LA'AKAM : Enterrement & Arrestation du Roi
Chefferie Batchieu, Groupement Babouantou, Ouest Cameroun
 
 
Dans les hautes terres de l'Ouest Cameroun, la disparition d'un chef traditionnel ne marque pas seulement la fin d'un règne. Elle ouvre un long processus de transition, où le visible et l'invisible se rencontrent, où la communauté entière accompagne le passage d'un roi vers le monde des ancêtres, tandis qu'un autre est appelé à prendre sa place.
En avril 2026, j'ai eu l'opportunité de documenter les cérémonies funéraires du défunt Chef Batchieu, Feuh Tchouleghueu François Emile, chef de troisième degré du village Batchieu, dans le Groupement Babouantou.
 
 
LA'AKAM : Quand un roi devient ancêtre et qu'un autre naît
- Ancien Gardien de la Paix et Officier de l'Ordre de la Valeur, Feuh Tchouleghueu François Emile a dirigé la chefferie pendant plus de quarante ans. Homme de rigueur, de sagesse et profondément attaché aux traditions, il incarnait le lien entre les institutions républicaines et l'autorité coutumière.
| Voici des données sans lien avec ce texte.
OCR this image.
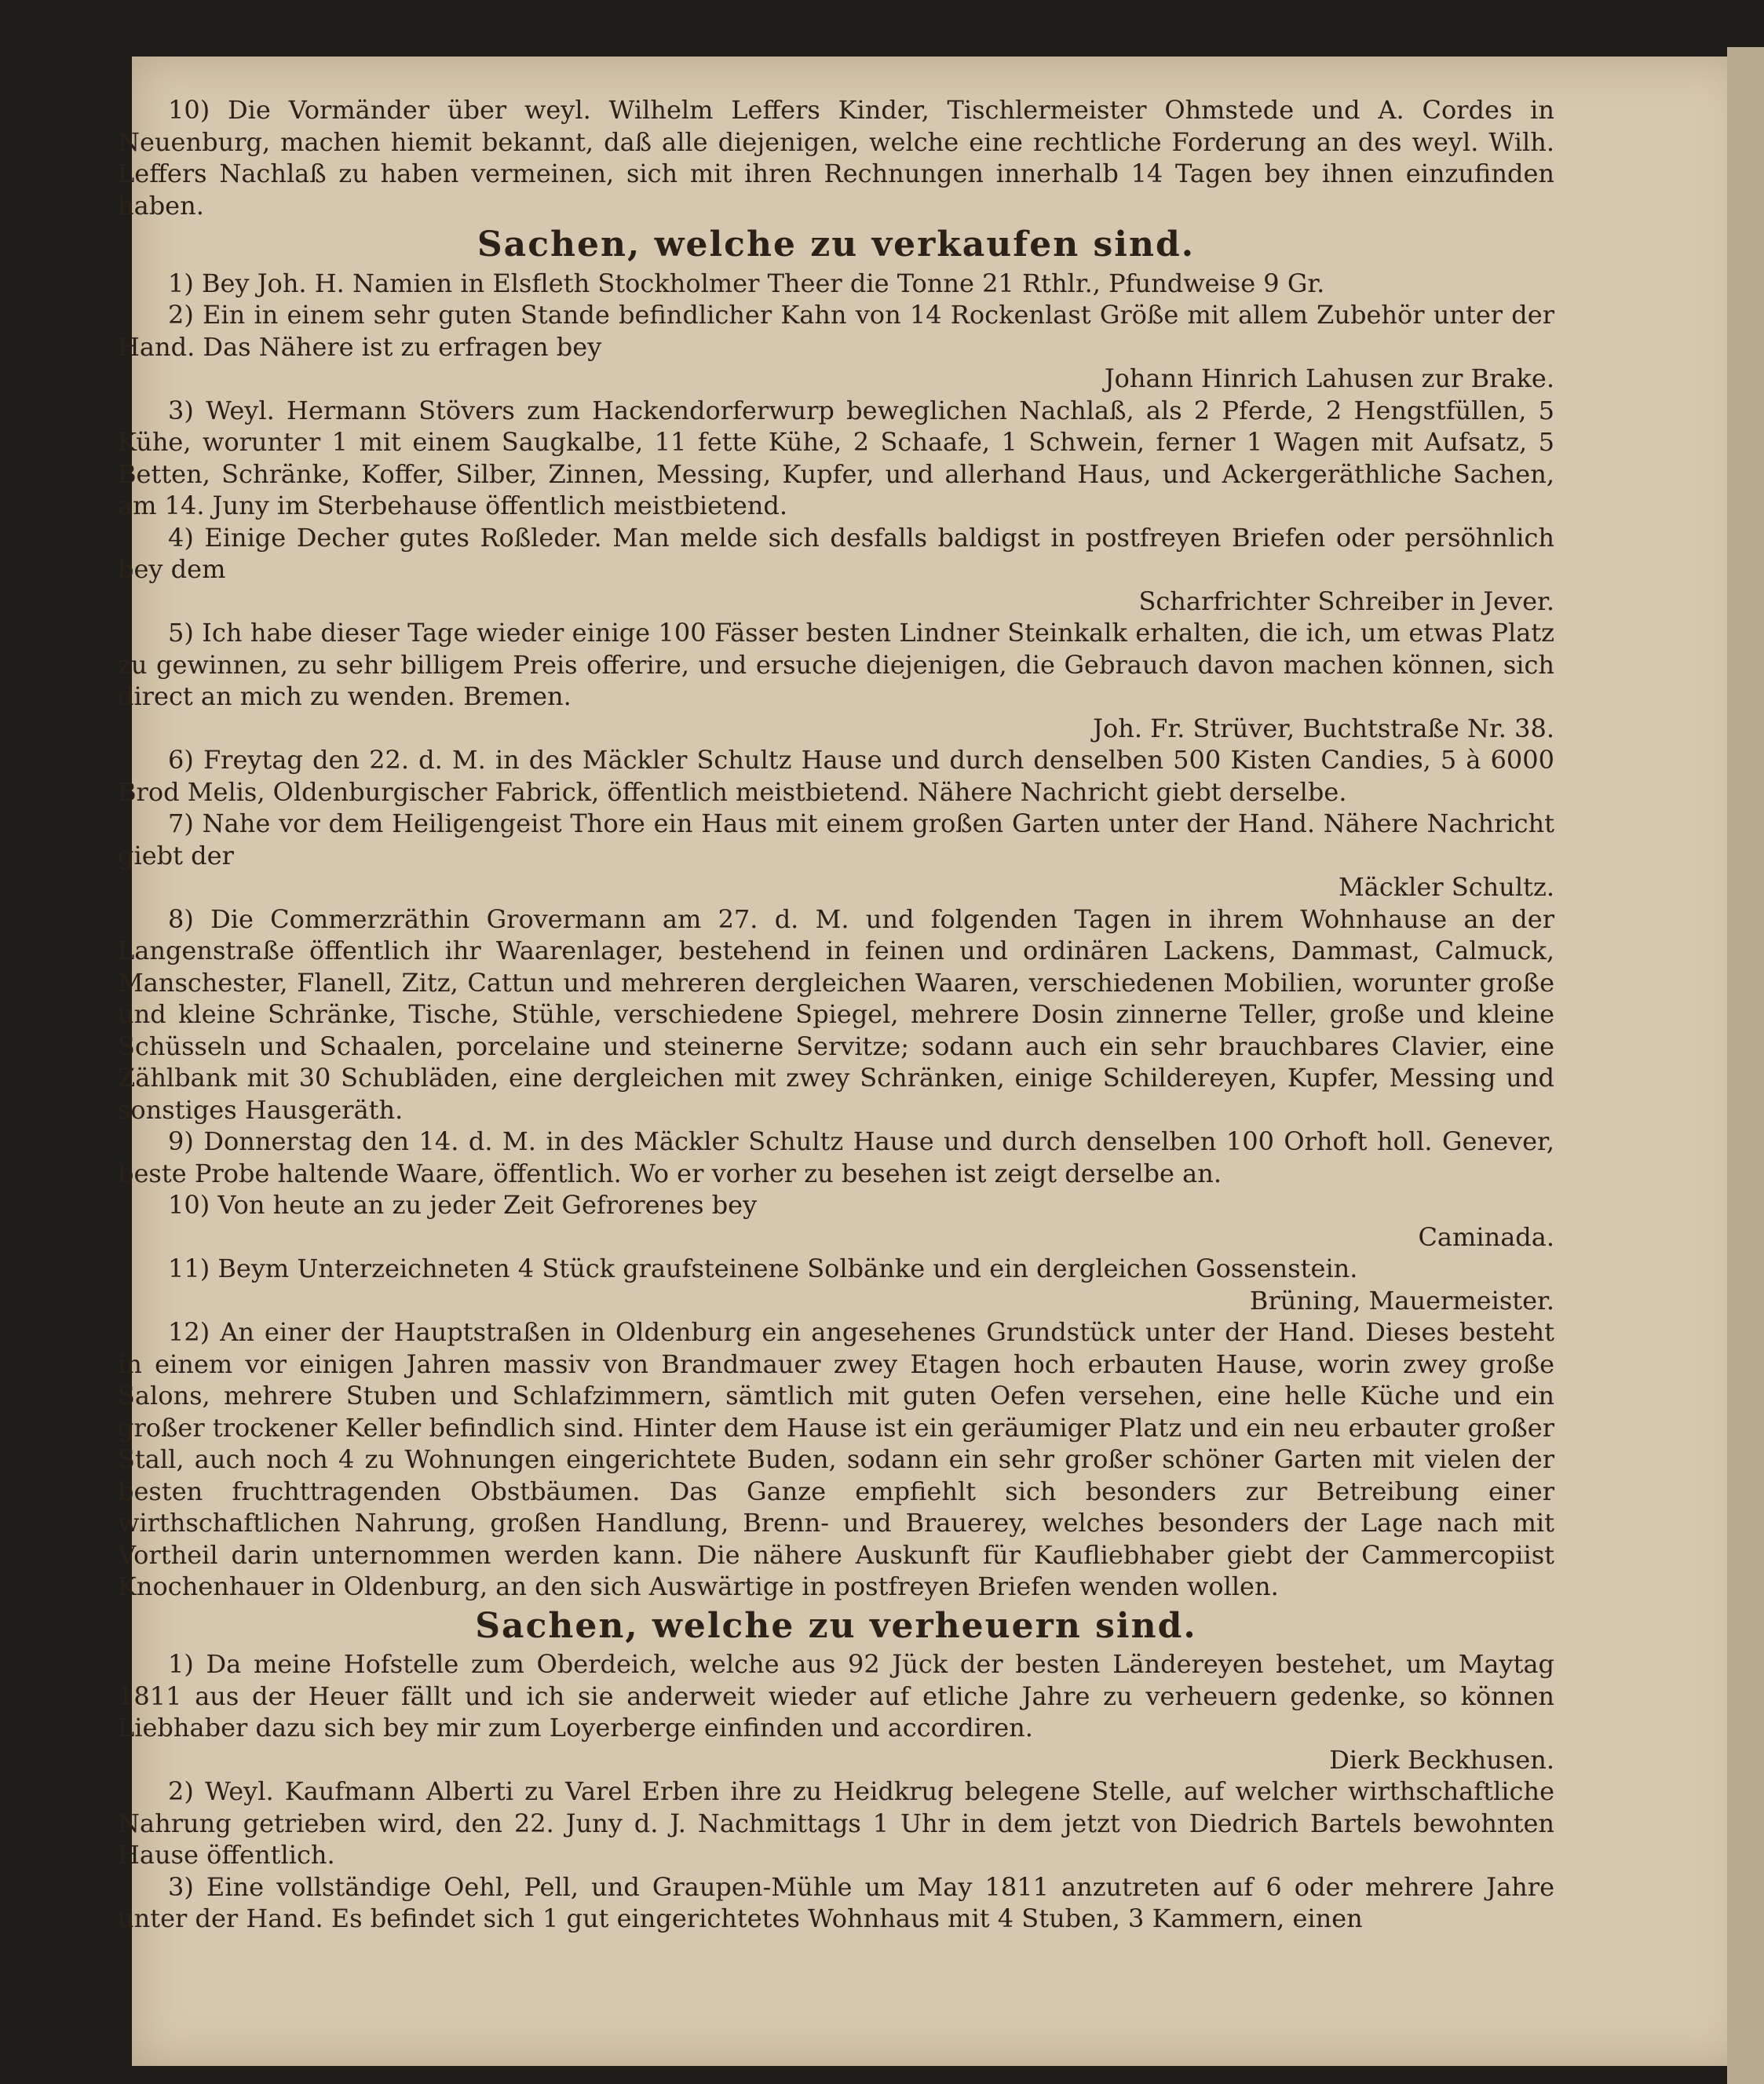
10) Die Vormänder über weyl. Wilhelm Leffers Kinder, Tischlermeister Ohmstede und A. Cordes in Neuenburg, machen hiemit bekannt, daß alle diejenigen, welche eine rechtliche Forderung an des weyl. Wilh. Leffers Nachlaß zu haben vermeinen, sich mit ihren Rechnungen innerhalb 14 Tagen bey ihnen einzufinden haben.

Sachen, welche zu verkaufen sind.

1) Bey Joh. H. Namien in Elsfleth Stockholmer Theer die Tonne 21 Rthlr., Pfundweise 9 Gr.

2) Ein in einem sehr guten Stande befindlicher Kahn von 14 Rockenlast Größe mit allem Zubehör unter der Hand. Das Nähere ist zu erfragen bey
Johann Hinrich Lahusen zur Brake.

3) Weyl. Hermann Stövers zum Hackendorferwurp beweglichen Nachlaß, als 2 Pferde, 2 Hengstfüllen, 5 Kühe, worunter 1 mit einem Saugkalbe, 11 fette Kühe, 2 Schaafe, 1 Schwein, ferner 1 Wagen mit Aufsatz, 5 Betten, Schränke, Koffer, Silber, Zinnen, Messing, Kupfer, und allerhand Haus, und Ackergeräthliche Sachen, am 14. Juny im Sterbehause öffentlich meistbietend.

4) Einige Decher gutes Roßleder. Man melde sich desfalls baldigst in postfreyen Briefen oder persöhnlich bey dem
Scharfrichter Schreiber in Jever.

5) Ich habe dieser Tage wieder einige 100 Fässer besten Lindner Steinkalk erhalten, die ich, um etwas Platz zu gewinnen, zu sehr billigem Preis offerire, und ersuche diejenigen, die Gebrauch davon machen können, sich direct an mich zu wenden. Bremen.
Joh. Fr. Strüver, Buchtstraße Nr. 38.

6) Freytag den 22. d. M. in des Mäckler Schultz Hause und durch denselben 500 Kisten Candies, 5 à 6000 Brod Melis, Oldenburgischer Fabrick, öffentlich meistbietend. Nähere Nachricht giebt derselbe.

7) Nahe vor dem Heiligengeist Thore ein Haus mit einem großen Garten unter der Hand. Nähere Nachricht giebt der
Mäckler Schultz.

8) Die Commerzräthin Grovermann am 27. d. M. und folgenden Tagen in ihrem Wohnhause an der Langenstraße öffentlich ihr Waarenlager, bestehend in feinen und ordinären Lackens, Dammast, Calmuck, Manschester, Flanell, Zitz, Cattun und mehreren dergleichen Waaren, verschiedenen Mobilien, worunter große und kleine Schränke, Tische, Stühle, verschiedene Spiegel, mehrere Dosin zinnerne Teller, große und kleine Schüsseln und Schaalen, porcelaine und steinerne Servitze; sodann auch ein sehr brauchbares Clavier, eine Zählbank mit 30 Schubläden, eine dergleichen mit zwey Schränken, einige Schildereyen, Kupfer, Messing und sonstiges Hausgeräth.

9) Donnerstag den 14. d. M. in des Mäckler Schultz Hause und durch denselben 100 Orhoft holl. Genever, beste Probe haltende Waare, öffentlich. Wo er vorher zu besehen ist zeigt derselbe an.

10) Von heute an zu jeder Zeit Gefrorenes bey
Caminada.

11) Beym Unterzeichneten 4 Stück graufsteinene Solbänke und ein dergleichen Gossenstein.
Brüning, Mauermeister.

12) An einer der Hauptstraßen in Oldenburg ein angesehenes Grundstück unter der Hand. Dieses besteht in einem vor einigen Jahren massiv von Brandmauer zwey Etagen hoch erbauten Hause, worin zwey große Salons, mehrere Stuben und Schlafzimmern, sämtlich mit guten Oefen versehen, eine helle Küche und ein großer trockener Keller befindlich sind. Hinter dem Hause ist ein geräumiger Platz und ein neu erbauter großer Stall, auch noch 4 zu Wohnungen eingerichtete Buden, sodann ein sehr großer schöner Garten mit vielen der besten fruchttragenden Obstbäumen. Das Ganze empfiehlt sich besonders zur Betreibung einer wirthschaftlichen Nahrung, großen Handlung, Brenn- und Brauerey, welches besonders der Lage nach mit Vortheil darin unternommen werden kann. Die nähere Auskunft für Kaufliebhaber giebt der Cammercopiist Knochenhauer in Oldenburg, an den sich Auswärtige in postfreyen Briefen wenden wollen.

Sachen, welche zu verheuern sind.

1) Da meine Hofstelle zum Oberdeich, welche aus 92 Jück der besten Ländereyen bestehet, um Maytag 1811 aus der Heuer fällt und ich sie anderweit wieder auf etliche Jahre zu verheuern gedenke, so können Liebhaber dazu sich bey mir zum Loyerberge einfinden und accordiren.
Dierk Beckhusen.

2) Weyl. Kaufmann Alberti zu Varel Erben ihre zu Heidkrug belegene Stelle, auf welcher wirthschaftliche Nahrung getrieben wird, den 22. Juny d. J. Nachmittags 1 Uhr in dem jetzt von Diedrich Bartels bewohnten Hause öffentlich.

3) Eine vollständige Oehl, Pell, und Graupen-Mühle um May 1811 anzutreten auf 6 oder mehrere Jahre unter der Hand. Es befindet sich 1 gut eingerichtetes Wohnhaus mit 4 Stuben, 3 Kammern, einen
Père d'une grande famille de plus de vingt-cinq enfants, il laisse derrière lui un héritage humain, culturel et spirituel considérable.
- Mais dans la tradition Batchieu, un roi ne meurt jamais véritablement.
- Dès l'annonce de son décès, un premier cycle rituel s'enclenche : celui du veuvage. Les épouses du défunt entrent alors dans une période de retrait et de transformation. Retirées dans un espace consacré, elles traversent un processus de purification et de transition qui témoigne de l'importance accordée aux liens entre les vivants, les ancêtres et la communauté.
- Pendant ce temps, les notables et les princes se réunissent dans la plus grande discrétion. Derrière les célébrations visibles se joue une autre réalité : celle de la succession. Les discussions se déroulent loin des regards, car seuls les neuf notables détiennent le secret du futur souverain.
- Les jours précédant les funérailles, le village s'anime progressivement. Chants, danses, préparatifs, visites familiales et rassemblements communautaires transforment la chefferie en un espace où se mêlent recueillement et célébration. Car rendre hommage à un roi, c'est aussi célébrer la continuité de la vie et de l'institution qu'il représente.
- Le jour des funérailles, autorités administratives, chefs traditionnels, membres des forces de sécurité et populations convergent vers la chefferie Batchieu pour rendre un dernier hommage au souverain disparu. Les tambours résonnent, les danses rituelles se succèdent et les rites accompagnent symboliquement le roi dans son dernier voyage.
- Puis survient l'un des moments les plus marquants de la cérémonie.
- Au cœur de l'effervescence, alors que personne ne connaît encore l'identité du successeur, un homme est soudainement saisi par les notables. Son arrestation, souvent brutale et inattendue, marque sa désignation comme nouveau chef. Ce moment, chargé d'émotion et de tension, rappelle que dans de nombreuses traditions des Grassfields camerounais, devenir roi n'est pas un choix personnel, mais une responsabilité imposée par l'histoire, la lignée et les ancêtres.
- Le nouveau souverain est immédiatement conduit vers le LA'AKAM, un espace sacré inaccessible au reste de la communauté. Son entrée marque le début d'une retraite initiatique de neuf semaines durant lesquelles il est préparé à ses nouvelles responsabilités.
- Le roi n'entre pas seul dans cette période de réclusion. Deux proches collaborateurs l'accompagnent, ainsi que deux femmes investies de rôles complémentaires au sein du dispositif rituel. L'une, choisie selon les prescriptions de la tradition et du futur souverain, partage avec lui l'espace sacré de LA'AKAM. L'autre, désignée par les notables, assure sa garde, prépare ses repas et veille quotidiennement sur son bien-être durant toute la période d'initiation.
- Pendant neuf semaines, le futur roi demeure coupé du monde extérieur. Dans le secret de la forêt et du sacré, il apprend, observe, écoute et se transforme. À sa sortie, prévue en juin 2026, une nouvelle célébration marquera officiellement son accession au trône des Batchieu.
- Cette documentation photographique ne cherche pas seulement à montrer une cérémonie. Elle vise à préserver la mémoire d'un patrimoine vivant, à témoigner de la richesse des traditions des Grassfields camerounais et à rappeler que, derrière chaque rite, se trouvent des hommes, des femmes et des communautés qui perpétuent, génération après génération, des savoirs et des pratiques ancestrales.
À Batchieu, lorsqu'un roi devient ancêtre, c'est tout un peuple qui se prépare à accueillir son successeur.